Thursday, 13 May 2010

Warner on fixed term parliaments

Gerald Warner has nicely expressed some of my concerns about fixed-term parliaments:
Politicians are invariably at their most self-interested and devious when promoting schemes allegedly in “the national interest”. This scam is a classic example. First of all, what does the public gain by having the parliamentary term set at five years? That was already defined as its maximum length 99 years ago in the Parliament Act, so this measure does nothing to limit the time a parliament may sit. On the contrary, by preventing an administration from going to the country after four years, as has been the custom recently, it will in fact extend the length of parliaments.

Then there is the proposal to raise the bar for voting down a failing government on a vote of no-confidence to 55 per cent of MPs. At present, 50 per cent plus one is sufficient. This measure would preserve in power governments that had lost the confidence of a majority in the House of Commons as large as 54 per cent. Since the first vote of no confidence brought down Lord North, on account of certain little local difficulties in the American colonies in 1782, a total of 11 Prime Ministers have been ejected from office in this way.

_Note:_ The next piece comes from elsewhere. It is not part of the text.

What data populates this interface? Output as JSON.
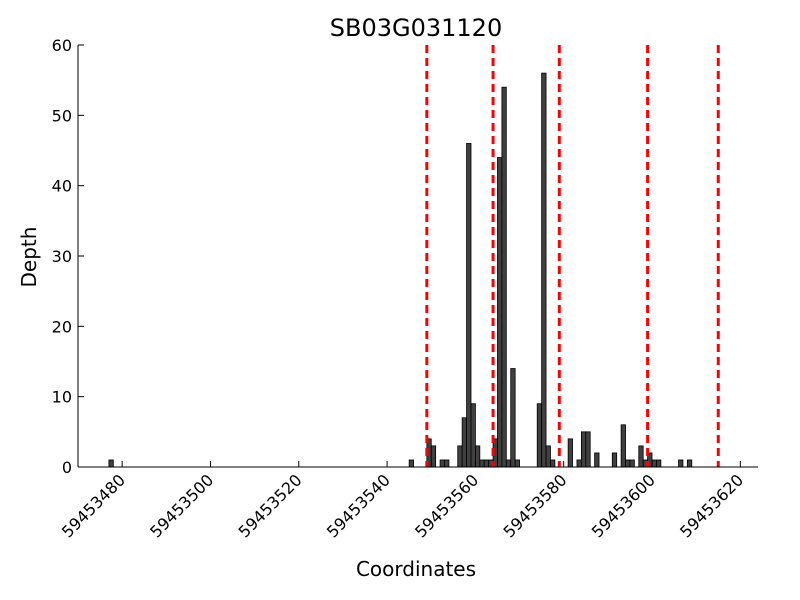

The most recent was James Callaghan, defeated by one vote in 1979. If the new rules being proposed by Cameron and Clegg had applied, his rotten government could have staggered on for nearly six months more, delaying the advent of Margaret Thatcher and inflicting further damage on the economy. What is democratic about a government commanding the confidence of only a minority, say a fraction over 45 per cent, of MPs remaining in office? This is an outrageous proposal, designed to featherbed failing governments and protect them from the electorate. As such, it is the very reverse of the kind of reform that, post-expenses scandal, the public is demanding.
I've never been much of a believer in the authority of the majority, but the move from 50% to 55% does seem like a step in the wrong direction. Majorities in excess of 50% should be required only to overturn fundamental principles (such as you might find in a written constitution). They are not justified as means to keep an ailing government like Callaghan's in power.

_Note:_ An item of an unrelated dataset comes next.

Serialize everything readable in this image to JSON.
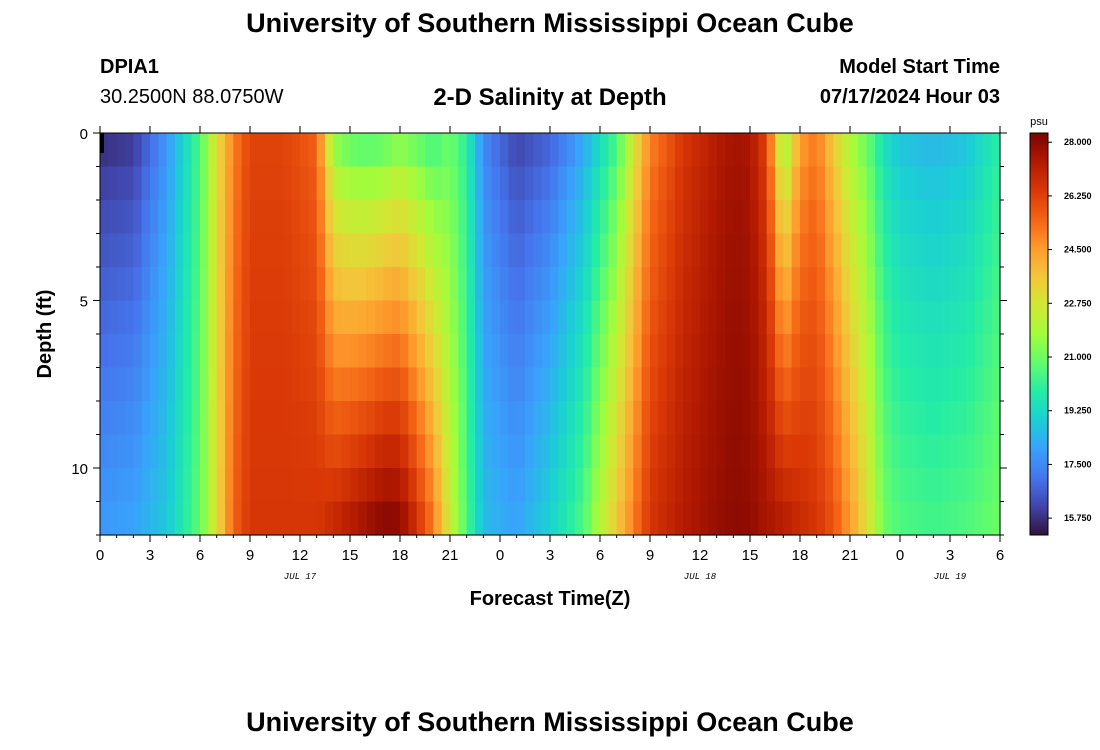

Fixed-term parliaments will avoid some of the tedious and distracting speculation about when elections will be called, but they will usher in the even greater and more costly distraction of protracted election campaigns. To see where it might lead, we need only look across the pond.

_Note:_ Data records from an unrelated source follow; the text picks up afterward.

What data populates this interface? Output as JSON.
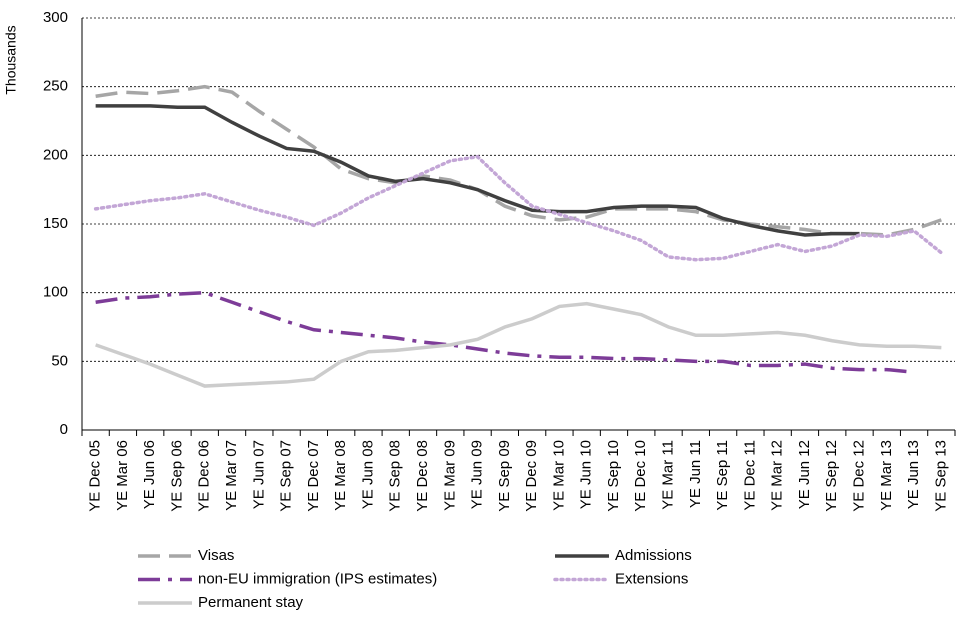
{
  "chart_data": {
    "type": "line",
    "y_label": "Thousands",
    "categories": [
      "YE Dec 05",
      "YE Mar 06",
      "YE Jun 06",
      "YE Sep 06",
      "YE Dec 06",
      "YE Mar 07",
      "YE Jun 07",
      "YE Sep 07",
      "YE Dec 07",
      "YE Mar 08",
      "YE Jun 08",
      "YE Sep 08",
      "YE Dec 08",
      "YE Mar 09",
      "YE Jun 09",
      "YE Sep 09",
      "YE Dec 09",
      "YE Mar 10",
      "YE Jun 10",
      "YE Sep 10",
      "YE Dec 10",
      "YE Mar 11",
      "YE Jun 11",
      "YE Sep 11",
      "YE Dec 11",
      "YE Mar 12",
      "YE Jun 12",
      "YE Sep 12",
      "YE Dec 12",
      "YE Mar 13",
      "YE Jun 13",
      "YE Sep 13"
    ],
    "series": [
      {
        "name": "Visas",
        "color": "#a6a6a6",
        "line_style": "dashed",
        "values": [
          243,
          246,
          245,
          247,
          250,
          246,
          232,
          219,
          206,
          190,
          183,
          180,
          185,
          182,
          175,
          163,
          156,
          153,
          155,
          161,
          161,
          161,
          159,
          153,
          150,
          148,
          146,
          143,
          143,
          142,
          146,
          153
        ]
      },
      {
        "name": "Admissions",
        "color": "#404040",
        "line_style": "solid",
        "values": [
          236,
          236,
          236,
          235,
          235,
          224,
          214,
          205,
          203,
          195,
          185,
          181,
          183,
          180,
          175,
          167,
          160,
          159,
          159,
          162,
          163,
          163,
          162,
          154,
          149,
          145,
          142,
          143,
          143,
          null,
          null,
          null
        ]
      },
      {
        "name": "non-EU immigration (IPS estimates)",
        "color": "#7d3c98",
        "line_style": "dash-dot",
        "values": [
          93,
          96,
          97,
          99,
          100,
          93,
          86,
          79,
          73,
          71,
          69,
          67,
          64,
          62,
          59,
          56,
          54,
          53,
          53,
          52,
          52,
          51,
          50,
          50,
          47,
          47,
          48,
          45,
          44,
          44,
          42,
          null
        ]
      },
      {
        "name": "Extensions",
        "color": "#c3a6d6",
        "line_style": "dotted",
        "values": [
          161,
          164,
          167,
          169,
          172,
          166,
          160,
          155,
          149,
          158,
          169,
          178,
          187,
          196,
          199,
          180,
          163,
          157,
          151,
          145,
          138,
          126,
          124,
          125,
          130,
          135,
          130,
          134,
          142,
          141,
          145,
          129
        ]
      },
      {
        "name": "Permanent stay",
        "color": "#cccccc",
        "line_style": "solid",
        "values": [
          62,
          55,
          48,
          40,
          32,
          33,
          34,
          35,
          37,
          50,
          57,
          58,
          60,
          62,
          66,
          75,
          81,
          90,
          92,
          88,
          84,
          75,
          69,
          69,
          70,
          71,
          69,
          65,
          62,
          61,
          61,
          60
        ]
      }
    ],
    "ylim": [
      0,
      300
    ],
    "yticks": [
      0,
      50,
      100,
      150,
      200,
      250,
      300
    ],
    "grid": true,
    "legend": "bottom"
  }
}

Of course, if a politician ever sought to radically transform this country on libertarian lines, they would doubtless go through a period of unpopularity (before the rewards of freedom became clear). It is possible that a 55% rule might keep such a government in power at a crucial juncture. On this reasoning, we might wonder whether 67% or 75% would be preferable.

The trouble is that the same rule could keep an authoritarian government power, despite infringements of civil liberties to rival or surpass New Labour. Since this eventuality seems more likely, we must consider the move to 55% to be a Bad Thing.

Warner sees this as a specific example of a dangerous tendency inherent in coalitions:
coalition governments take greater liberties than single-party ones. Because, at least initially, they command a larger segment of electoral support, are presumed to be less partisan and more devoted to the public interest, and have the confidence that the blame for their actions will be shared by their erstwhile opponents, they reckon they can get away with measures that would otherwise be too provocative.

It is not necessarily the case that coalitions are less powerful. Only on issues where their policies are diametrically opposed does deadlock restrain them. On matters involving the power and privileges of the political tribe versus the mug punters of the electorate, however, coalition politicians will move shamelessly to protect their interests.

I have written previously that the blame-sharing feature of the coalition should make it much easier for unpopular but vital cuts to public spending to be pursued, but Warner is right to suggest that such insulation from criticism can allow unfettered progress in a more malevolent direction.

Much will rest on the true character of Cameron and Clegg, which has yet to be revealed.